| I apologize but im gonna talk like an AFC.
I was always frustrated by women. When I was WBAFC I could never understand women, I always thought that they were kind of manipulative, especialy HB7,8,9,10. They always seemed to be hanging around the assholes(AMOGS no diss to those PUA's using AMOG theory), and yet i heard HB's saying oh why cant a nice guy come along and save me.( I thought i could be that nice guy). NO. Never happened, not only did I not get the HB, but i went and got myself a bad case of one-itis( lasted 6 months or so((im better now 2 weeks max)). When I discovered the Game and the community, i was excited because I thought that I would finally begin to understand them. What I discovered is a harsh truth. Before I thought that I was just unlucky to stumble upon HB's who were "bitches", and i thought that if i ever would win over a "bitch" she would eventually see the real me and like me for who I really am. After being in the game for 8 months I had realized this cannot be so. I have to spit game from A1 all the way through the full monty, and all the way through a "boyfriend girlfriend relationship" I would never be able to just chillax and be who i wanted to be, a nice, compassionate, human being with religious values, because as soon as i let my guard down with any HB past C they would say how much of a pussy I have become because I began to open up more.
Now I feel very conflicted with my inner game, because my stance was that I would eventually be able to let my guard down when in a relationship and stop looking for shit tests in what she says, and just treat her like a person, a friend if you will.
This realization that women never stop giving shit tests, scared me.
Im beginning to dehumanize women, and unfortunately hate them(truely scary, I dont want to but the shit that ive experienced from day 1 has tought me that women really do or at least try to, manipulate, use, ect.)
Im begging to think that women's existence on earth is for the soul purpose of reproduction nothing more.
At times i thought that I had a truly deep connection with a woman and thought that FINALLY! someone who understands me! NO! as much as she seemed like she did,it was just because i successfully spit game when i was with her.

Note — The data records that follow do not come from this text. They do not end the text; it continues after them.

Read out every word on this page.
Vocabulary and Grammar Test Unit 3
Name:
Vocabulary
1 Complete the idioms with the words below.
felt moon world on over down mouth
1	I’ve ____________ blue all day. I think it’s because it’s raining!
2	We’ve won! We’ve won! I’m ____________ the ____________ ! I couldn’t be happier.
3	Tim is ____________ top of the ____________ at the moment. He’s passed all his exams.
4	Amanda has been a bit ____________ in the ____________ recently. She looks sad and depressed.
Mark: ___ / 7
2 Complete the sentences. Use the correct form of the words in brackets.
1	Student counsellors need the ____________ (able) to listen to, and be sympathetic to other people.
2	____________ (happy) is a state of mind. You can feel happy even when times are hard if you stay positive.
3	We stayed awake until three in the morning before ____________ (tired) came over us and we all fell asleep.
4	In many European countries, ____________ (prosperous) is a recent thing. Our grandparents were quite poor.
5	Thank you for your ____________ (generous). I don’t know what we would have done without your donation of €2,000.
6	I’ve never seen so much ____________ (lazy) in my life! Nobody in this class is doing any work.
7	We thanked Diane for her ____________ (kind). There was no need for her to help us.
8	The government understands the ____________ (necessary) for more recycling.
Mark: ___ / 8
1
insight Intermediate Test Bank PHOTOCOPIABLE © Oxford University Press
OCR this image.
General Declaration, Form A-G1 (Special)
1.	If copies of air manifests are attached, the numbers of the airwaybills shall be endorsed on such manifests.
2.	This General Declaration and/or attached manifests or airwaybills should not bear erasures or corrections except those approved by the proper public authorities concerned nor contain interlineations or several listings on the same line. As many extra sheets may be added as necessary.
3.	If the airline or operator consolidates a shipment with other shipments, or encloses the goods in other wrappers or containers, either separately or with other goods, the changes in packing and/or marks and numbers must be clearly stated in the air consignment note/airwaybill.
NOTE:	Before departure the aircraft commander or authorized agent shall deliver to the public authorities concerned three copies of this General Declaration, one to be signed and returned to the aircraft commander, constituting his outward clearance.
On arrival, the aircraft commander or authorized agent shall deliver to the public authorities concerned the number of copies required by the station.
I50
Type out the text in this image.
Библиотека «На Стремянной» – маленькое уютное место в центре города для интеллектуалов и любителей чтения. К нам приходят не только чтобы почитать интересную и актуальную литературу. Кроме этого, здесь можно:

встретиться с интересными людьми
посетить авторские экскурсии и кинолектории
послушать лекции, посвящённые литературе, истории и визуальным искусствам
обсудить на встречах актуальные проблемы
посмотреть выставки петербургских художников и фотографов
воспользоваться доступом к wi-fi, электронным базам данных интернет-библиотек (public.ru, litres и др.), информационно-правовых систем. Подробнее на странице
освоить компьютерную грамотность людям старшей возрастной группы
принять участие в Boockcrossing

Now I cannot find inner peace with myself, since it seems there is no hope
for attracting a woman who will stop being manipulative ect. after i had gone from A1 to S3.
I truely do not want to USE women, but it seems like they are using men with no remorse, and it angers me to think that way.
Anytime I spit game, and the woman becomes attracted to me I begin to disrespect her for it, since I know that she is ONLY developing attraction because of the routene, or game plan im using, not because she thinks im a good human being who has morals and values and wants good for the world. She wants me because Im a challange. Don't get me wrong I love the female body, and sex but it comes with a price.
I seem to want to invest emotion into any set i open, yet it has proven to only give me a case of one-itis. Whenever I invest emotion into a set, I always get the short end of the stick since im actually trying to connect with my target, and all she wants to do is validate herself to this stranger.
It makes me sad, to think that all women really want is validation, since as soon as i validate her and go through S3 i will have to start spitting game once again, without relaxing and taking what she says at face value.
This shows to me that a woman will NEVER take it easy, and ease up on the shit tests, and the hoop jumps.
How can I save myself from hating women?!?!?!
PS. I apologize for sounding like a total AFC, but i thought that if anyone could put me back into perspective it would be the good people of the PUA community. also, i realize that if i said anything like this in a set i would have stalled it a long time ago, but thats what i dont like, i dont think i will ever be able to open up like that to a woman without completely disqualifying myself.